The Canadian union members volunteered time and money with the union paying for board, room and travel expenses. They secured leaves of absence through union bargaining sessions with the auto companies.

They are working under the direction of ACORN, the Association of Community Organizations for Reform Now, an organization coordinating voluntary reconstruction efforts. On the union’s web site, Hargrove calls for continued Canadian relief efforts, saying all levels of American governments have failed at salvaging the city.

United Nations: Disability rights treaty launched

The United Nations finalized a far-reaching treaty Aug. 25 to protect the rights of disabled people. This treaty, the first of its kind ever proposed by the UN, will be submitted to the General Assembly for adoption this month.

New Zealander Don MacKay, chairperson of the committee preparing the treaty, said its purpose is “to generate a shift in the way governments think about disabled people.”

Only about 45 countries now have laws dealing with the rights of disabled persons. An Inter Press Service report cites disabled children’s susceptibility to violent abuse, the special vulnerability of disabled people during wars, and disabled women’s high risk of rape and denial of reproductive rights.

Washington reportedly intends not to ratify the treaty on the grounds that appropriate legislation already exists in the U.S.

Kenya: New fence to bar ‘have-nots’

“New fence to separate haves from have-nots” was the headline Aug. 29 in the Nairobi newspaper The East African. At issue is a half-completed 250-mile electric fence running from northwest to southeast in Kenya’s Laikipia district. Promoted by environmentalists and tourism advocates, the barrier figures into a project to expand the Rift Valley game preserves and conservation sites to the north and east. Developers see wildlife enclaves as magnets for well-to-do international tourists.

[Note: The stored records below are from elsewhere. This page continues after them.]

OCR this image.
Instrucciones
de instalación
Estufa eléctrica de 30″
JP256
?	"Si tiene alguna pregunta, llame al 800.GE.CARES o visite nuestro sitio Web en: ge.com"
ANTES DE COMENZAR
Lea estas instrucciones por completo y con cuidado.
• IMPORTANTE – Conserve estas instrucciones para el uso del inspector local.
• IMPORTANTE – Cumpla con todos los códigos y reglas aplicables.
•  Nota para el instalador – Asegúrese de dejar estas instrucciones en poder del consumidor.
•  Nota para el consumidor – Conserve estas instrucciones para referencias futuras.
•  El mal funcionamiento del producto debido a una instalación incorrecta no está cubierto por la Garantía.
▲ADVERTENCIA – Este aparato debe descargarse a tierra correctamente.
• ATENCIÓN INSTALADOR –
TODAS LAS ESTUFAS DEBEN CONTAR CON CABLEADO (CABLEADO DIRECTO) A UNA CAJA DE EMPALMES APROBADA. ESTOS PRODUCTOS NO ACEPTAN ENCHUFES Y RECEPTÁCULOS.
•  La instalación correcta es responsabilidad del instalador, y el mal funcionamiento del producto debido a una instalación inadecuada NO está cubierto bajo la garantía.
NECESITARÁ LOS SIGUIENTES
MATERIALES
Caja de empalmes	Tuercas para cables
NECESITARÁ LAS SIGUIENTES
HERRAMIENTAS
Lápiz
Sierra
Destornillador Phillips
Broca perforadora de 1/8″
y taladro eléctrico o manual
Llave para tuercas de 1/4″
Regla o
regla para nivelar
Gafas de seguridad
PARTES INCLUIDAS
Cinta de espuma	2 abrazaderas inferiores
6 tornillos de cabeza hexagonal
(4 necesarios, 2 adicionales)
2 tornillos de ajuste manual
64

The fence is supposed to keep wild animals safe from small farmers and laborers who might harm threatened species. Interspersed among the game parks, however, are cattle ranches and estates owned by rich white landowners who may derive comfort from a device separating them from small farmers to the south. The U.S. Agency for International Development turns out to have “been a major supporter of activities of the Laikipia Wildlife Forum,” one of the groups pushing for the fence.

China: Government to fight workplace deaths

Calling the onslaught of industrial accidents in that country “notorious,” China’s Xinhua news service said Aug. 29 the central government will spend nearly $60 billion on its first-ever five-year plan on workplace security.

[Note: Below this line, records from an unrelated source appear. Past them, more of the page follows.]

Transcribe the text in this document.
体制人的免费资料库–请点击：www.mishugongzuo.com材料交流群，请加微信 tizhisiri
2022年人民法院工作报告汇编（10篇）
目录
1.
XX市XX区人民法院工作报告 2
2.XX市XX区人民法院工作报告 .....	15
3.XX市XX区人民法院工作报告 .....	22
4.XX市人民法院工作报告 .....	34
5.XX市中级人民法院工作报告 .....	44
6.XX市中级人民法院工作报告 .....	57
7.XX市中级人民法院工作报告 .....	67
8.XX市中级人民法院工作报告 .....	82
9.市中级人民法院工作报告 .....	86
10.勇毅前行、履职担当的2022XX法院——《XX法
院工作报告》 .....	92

Last year some 127,000 people died in workplace accidents, 17 of which killed over 30 workers. Coal mine accidents account for 5,000 deaths per year and 58 percent of the incidents that kill more than 30 people. Targets have been set to cut workplace deaths from 3.85 per 100,000 workers last year to 2.8 deaths in 2010.

The funding, divided among nine programs, will cover safety training, monitoring of high-risk situations, and detecting violations of safety regulations. The campaign will focus on mining and the manufacture of chemicals and fireworks. A movement is building to close small coal mines.

Local governments are called upon to incorporate workers’ safety into plans for social and economic development, and to overcome past tendencies of ignoring industrial safety.